I know it's tough doing the whole thing. Sometimes your body just wants to slow down. Sometimes you ask it to be strong and it doesn't respond the way you want. I get it. Watch me run and you'll see. But here's the deal, if you didn't squat all the way down, you didn't squat. If you didn't touch your chest, you didn't finish the job. If you didn't do the movement we told you to do, then it doesn't really help you. If you didn't do all the reps you were supposed to do because you decided not to or because you needed a better time or score: you didn't do the work. That only hurts you. It's not something that affects other peoples fitness. Just yours. And we can tell a lot of the time. Our goal as coaches is to encourage. Not enforce. We very very seldom ever "no rep" folks because we're not here to punish people. But you might here us say something like " Hey bud, give me two more inches in that squat!" or "lock out those elbows!" After that, if you choose to not hear us or just keep doing what your doing then that's your call. But your not being real with yourself. Try and take heed to our cues and let them work for you.

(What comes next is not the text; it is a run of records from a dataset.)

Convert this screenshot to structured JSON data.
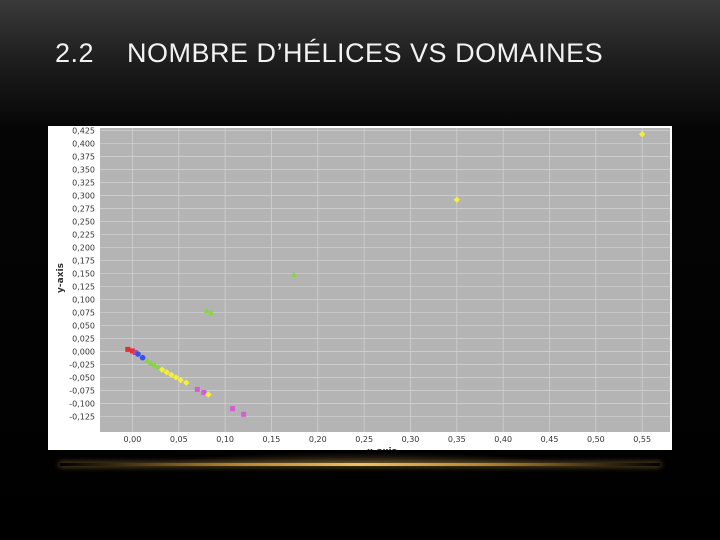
{
  "slide": {
    "number": "2.2",
    "title": "NOMBRE D’HÉLICES VS DOMAINES"
  },
  "chart_data": {
    "type": "scatter",
    "xlabel": "x-axis",
    "ylabel": "y-axis",
    "xlim": [
      -0.035,
      0.58
    ],
    "ylim": [
      -0.155,
      0.43
    ],
    "x_ticks": [
      "0,00",
      "0,05",
      "0,10",
      "0,15",
      "0,20",
      "0,25",
      "0,30",
      "0,35",
      "0,40",
      "0,45",
      "0,50",
      "0,55"
    ],
    "x_tick_values": [
      0,
      0.05,
      0.1,
      0.15,
      0.2,
      0.25,
      0.3,
      0.35,
      0.4,
      0.45,
      0.5,
      0.55
    ],
    "y_ticks": [
      "0,425",
      "0,400",
      "0,375",
      "0,350",
      "0,325",
      "0,300",
      "0,275",
      "0,250",
      "0,225",
      "0,200",
      "0,175",
      "0,150",
      "0,125",
      "0,100",
      "0,075",
      "0,050",
      "0,025",
      "0,000",
      "-0,025",
      "-0,050",
      "-0,075",
      "-0,100",
      "-0,125"
    ],
    "y_tick_values": [
      0.425,
      0.4,
      0.375,
      0.35,
      0.325,
      0.3,
      0.275,
      0.25,
      0.225,
      0.2,
      0.175,
      0.15,
      0.125,
      0.1,
      0.075,
      0.05,
      0.025,
      0,
      -0.025,
      -0.05,
      -0.075,
      -0.1,
      -0.125
    ],
    "grid": true,
    "background": "#b4b4b4",
    "grid_color": "#cfcfcf",
    "points": [
      {
        "x": -0.005,
        "y": 0.004,
        "color": "#e0302a",
        "shape": "square"
      },
      {
        "x": 0.0,
        "y": 0.001,
        "color": "#e0302a",
        "shape": "square"
      },
      {
        "x": 0.003,
        "y": -0.002,
        "color": "#c040a0",
        "shape": "square"
      },
      {
        "x": 0.006,
        "y": -0.005,
        "color": "#3a50e8",
        "shape": "circle"
      },
      {
        "x": 0.011,
        "y": -0.012,
        "color": "#3a50e8",
        "shape": "circle"
      },
      {
        "x": 0.016,
        "y": -0.017,
        "color": "#8ad24a",
        "shape": "triangle"
      },
      {
        "x": 0.02,
        "y": -0.022,
        "color": "#8ad24a",
        "shape": "triangle"
      },
      {
        "x": 0.024,
        "y": -0.026,
        "color": "#8ad24a",
        "shape": "triangle"
      },
      {
        "x": 0.028,
        "y": -0.03,
        "color": "#8ad24a",
        "shape": "triangle"
      },
      {
        "x": 0.032,
        "y": -0.035,
        "color": "#f4f03a",
        "shape": "diamond"
      },
      {
        "x": 0.037,
        "y": -0.04,
        "color": "#f4f03a",
        "shape": "diamond"
      },
      {
        "x": 0.042,
        "y": -0.045,
        "color": "#f4f03a",
        "shape": "diamond"
      },
      {
        "x": 0.047,
        "y": -0.05,
        "color": "#f4f03a",
        "shape": "diamond"
      },
      {
        "x": 0.052,
        "y": -0.055,
        "color": "#f4f03a",
        "shape": "diamond"
      },
      {
        "x": 0.058,
        "y": -0.06,
        "color": "#f4f03a",
        "shape": "diamond"
      },
      {
        "x": 0.07,
        "y": -0.073,
        "color": "#d060d0",
        "shape": "square"
      },
      {
        "x": 0.077,
        "y": -0.079,
        "color": "#d060d0",
        "shape": "square"
      },
      {
        "x": 0.082,
        "y": -0.083,
        "color": "#f4f03a",
        "shape": "diamond"
      },
      {
        "x": 0.108,
        "y": -0.11,
        "color": "#d060d0",
        "shape": "square"
      },
      {
        "x": 0.12,
        "y": -0.121,
        "color": "#d060d0",
        "shape": "square"
      },
      {
        "x": 0.08,
        "y": 0.079,
        "color": "#8ad24a",
        "shape": "triangle"
      },
      {
        "x": 0.085,
        "y": 0.075,
        "color": "#8ad24a",
        "shape": "triangle"
      },
      {
        "x": 0.174,
        "y": 0.148,
        "color": "#8ad24a",
        "shape": "triangle"
      },
      {
        "x": 0.35,
        "y": 0.292,
        "color": "#f4f03a",
        "shape": "diamond"
      },
      {
        "x": 0.55,
        "y": 0.418,
        "color": "#f4f03a",
        "shape": "diamond"
      }
    ]
  }
}
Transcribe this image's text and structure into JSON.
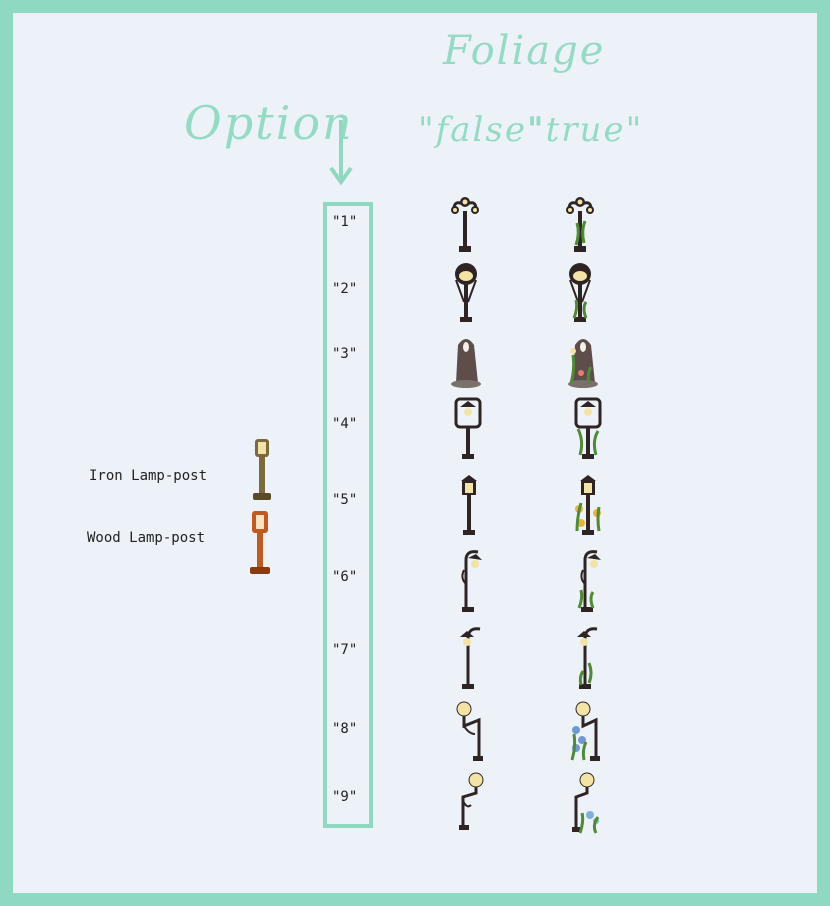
{
  "headers": {
    "foliage": "Foliage",
    "option": "Option",
    "false_label": "\"false\"",
    "true_label": "\"true\""
  },
  "options": [
    "\"1\"",
    "\"2\"",
    "\"3\"",
    "\"4\"",
    "\"5\"",
    "\"6\"",
    "\"7\"",
    "\"8\"",
    "\"9\""
  ],
  "legend": {
    "iron": "Iron Lamp-post",
    "wood": "Wood Lamp-post"
  },
  "colors": {
    "border": "#8fd8c2",
    "background": "#edf2f8",
    "lamp_dark": "#2e2424",
    "lamp_glow": "#f3e3a4",
    "foliage_green": "#4f8a34",
    "iron_post": "#7b6b3c",
    "wood_post": "#c25a1e"
  }
}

Grossly under/over estimating weight or capacity:
So this may happen differently for different folks. Some of it is completely honest and it may be because you really haven't been here a long time and don't yet know what your capacity is on some things. That's totally fine. However you may just be biting off more than you can chew for other reasons. Examples may include a male with a 255 1RM deadlift that decided that he was gonna sneak 225 on the bar for "Diane". Or maybe we tell you to run to the 300m meter mark but choose to go to the 400m because you felt like it. This also does more bad than good . Hopefully the coaches posts we've shown you guys have given you an idea of why we do what we do. So you can see how our adjustments will actually help you. This can also occur when you are in the middle of a workout and just take weight off the bar or add 2 more bands to your pull up or something like that. That "self scaling" defeats the purpose or the work. It's keeps you from knowing your true potential because we never stuck it out.
You know what they say: Everybody's got them and most of them aren't very good. Ask yourself some things: Do you enter a lot of your WODs immediately telling your coach what you can't/won't do? Do you pick and choose which days you show up because you'd rather skip out on things that are more challenging to you? Do you just not come in? Do you often follow outside programming and find that your performance in class is declining due to injury or lack or capacity? These are all signs of finding ways to excuse a lack of participation. This can happen with food choices too. Food prep or time constraints are valid topics for surebut, if you have found one of these things to strike a cord with you ask yourself if you're getting better or not. If not, maybe make a change. Your the only one who can.
Guys this isn't meant to be a guilt trip or addressed to any particular person. If you feel that way, maybe it applies to you more than you want to admit. Heck, just in writing this I've come to some realizations about excuses I make. So really there's something here for everyone. The point is that from time to time we just need to be real with ourselves to keep us from chasing our own tails all day. We all want to move forward in fitness and life. So do that. And stop giving yourself reasons why you cant'.